Personne n’investit dans ces technologies par altruisme. Si l’objectif était de capter tout de suite du CO2, il n’y a qu’à replanter massivement des arbres. Ça ne coûte pas cher (entre 0.50 et 6 € la tonne absorbée contre 600-1000$ pour le DACC), et pourvu qu’on le fasse selon les principes du géomimétisme (on reproduit les écosystèmes naturels), c’est durable et facteur d’adaptation du territoire. Mais difficile de mettre le compteur sur un arbre dont la croissance est lente, et difficile de faire fantasmer les magnas de la tech.

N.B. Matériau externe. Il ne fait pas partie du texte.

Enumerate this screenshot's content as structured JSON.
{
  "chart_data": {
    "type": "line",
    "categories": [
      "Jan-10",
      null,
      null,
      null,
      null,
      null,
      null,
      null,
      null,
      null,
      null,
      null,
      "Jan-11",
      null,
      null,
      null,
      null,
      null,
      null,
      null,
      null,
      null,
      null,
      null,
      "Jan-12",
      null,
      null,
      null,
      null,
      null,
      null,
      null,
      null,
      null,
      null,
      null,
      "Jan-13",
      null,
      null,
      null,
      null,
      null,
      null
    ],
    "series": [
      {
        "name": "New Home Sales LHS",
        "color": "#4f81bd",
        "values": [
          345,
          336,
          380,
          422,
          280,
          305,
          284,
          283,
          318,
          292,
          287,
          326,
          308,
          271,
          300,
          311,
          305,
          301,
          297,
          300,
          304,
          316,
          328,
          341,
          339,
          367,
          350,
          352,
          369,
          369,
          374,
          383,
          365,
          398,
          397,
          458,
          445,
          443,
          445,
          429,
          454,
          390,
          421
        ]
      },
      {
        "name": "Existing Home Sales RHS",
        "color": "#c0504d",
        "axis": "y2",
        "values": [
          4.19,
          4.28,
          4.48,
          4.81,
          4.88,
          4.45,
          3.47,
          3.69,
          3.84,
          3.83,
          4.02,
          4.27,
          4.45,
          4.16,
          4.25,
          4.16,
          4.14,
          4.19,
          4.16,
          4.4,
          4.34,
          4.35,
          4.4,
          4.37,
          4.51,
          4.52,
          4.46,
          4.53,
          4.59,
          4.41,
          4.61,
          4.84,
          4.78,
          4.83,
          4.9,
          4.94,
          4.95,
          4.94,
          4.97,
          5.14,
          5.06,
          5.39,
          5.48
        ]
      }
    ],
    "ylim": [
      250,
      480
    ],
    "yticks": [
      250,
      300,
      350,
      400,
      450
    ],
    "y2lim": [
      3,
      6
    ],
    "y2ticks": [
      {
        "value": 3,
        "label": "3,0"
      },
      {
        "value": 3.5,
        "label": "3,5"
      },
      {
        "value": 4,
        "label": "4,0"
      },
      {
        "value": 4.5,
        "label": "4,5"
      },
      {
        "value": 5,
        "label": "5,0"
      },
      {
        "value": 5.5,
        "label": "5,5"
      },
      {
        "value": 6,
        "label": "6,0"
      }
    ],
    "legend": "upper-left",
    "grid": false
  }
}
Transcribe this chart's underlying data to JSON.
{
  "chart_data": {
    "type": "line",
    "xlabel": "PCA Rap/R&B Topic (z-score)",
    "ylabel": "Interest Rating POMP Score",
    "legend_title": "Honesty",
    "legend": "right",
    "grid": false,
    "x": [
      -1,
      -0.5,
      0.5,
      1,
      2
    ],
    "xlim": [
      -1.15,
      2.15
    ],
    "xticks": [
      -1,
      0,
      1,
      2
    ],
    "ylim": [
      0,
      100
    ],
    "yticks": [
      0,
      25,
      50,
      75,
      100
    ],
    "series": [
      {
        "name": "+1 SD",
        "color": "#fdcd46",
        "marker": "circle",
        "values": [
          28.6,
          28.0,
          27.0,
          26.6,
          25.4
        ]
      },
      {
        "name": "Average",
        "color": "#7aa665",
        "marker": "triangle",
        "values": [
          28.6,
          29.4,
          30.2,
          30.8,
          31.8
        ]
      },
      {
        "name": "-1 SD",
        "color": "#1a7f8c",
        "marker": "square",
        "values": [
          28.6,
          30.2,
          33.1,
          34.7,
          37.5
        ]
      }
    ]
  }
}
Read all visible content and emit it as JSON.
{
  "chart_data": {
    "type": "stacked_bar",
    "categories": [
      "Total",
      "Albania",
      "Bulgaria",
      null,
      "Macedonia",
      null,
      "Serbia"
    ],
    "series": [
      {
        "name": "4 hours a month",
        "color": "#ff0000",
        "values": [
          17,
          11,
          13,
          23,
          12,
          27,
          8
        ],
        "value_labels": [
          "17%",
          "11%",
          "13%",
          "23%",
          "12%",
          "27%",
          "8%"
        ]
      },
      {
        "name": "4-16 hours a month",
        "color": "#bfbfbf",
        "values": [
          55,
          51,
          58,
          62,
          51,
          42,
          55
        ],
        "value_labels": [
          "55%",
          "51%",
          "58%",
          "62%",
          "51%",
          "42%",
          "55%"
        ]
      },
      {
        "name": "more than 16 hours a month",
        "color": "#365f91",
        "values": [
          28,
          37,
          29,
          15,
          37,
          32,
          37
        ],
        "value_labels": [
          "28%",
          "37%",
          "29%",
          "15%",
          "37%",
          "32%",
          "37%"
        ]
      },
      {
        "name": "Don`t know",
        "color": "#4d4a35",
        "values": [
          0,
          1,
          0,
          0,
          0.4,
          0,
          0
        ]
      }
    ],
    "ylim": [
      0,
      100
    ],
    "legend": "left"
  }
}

Le gouvernement américain est particulièrement mobilisé dans cette direction et veut pousser ses entreprises à stocker « durablement » et pour moins de 100 dollars la tonne d’ici 2050. C’est l’objectif du « Carbon Negative Earthshot » du ministère de l’Énergie. Argument ultime : depuis 1975, le coût du photovoltaïque a été divisé par 300. Le DACC devrait naturellement suivre cette tendance selon les prospectivistes américains. Rien n’est moins sûr, et comparaison est rarement raison.

Une impasse dans laquelle nous enferment les pétrogaziers

Les États-Unis ne s’intéressent pas qu’au DACC en matière de technologie de captation. La puissance publique a ainsi investi plus de 1,1 milliard de dollars ces 10 dernières années pour subventionner des projets de capture du CO2 en sortie de cheminée (CCUS – Carbon Capture, Utilization or/and Storage). Des projets qui ont tous périclité alors même que cette technique, en théorie utilisée depuis 50 ans par les pétrogaziers, est brandie par tous les secteurs très émetteurs comme leur solution de décarbonation par excellence.  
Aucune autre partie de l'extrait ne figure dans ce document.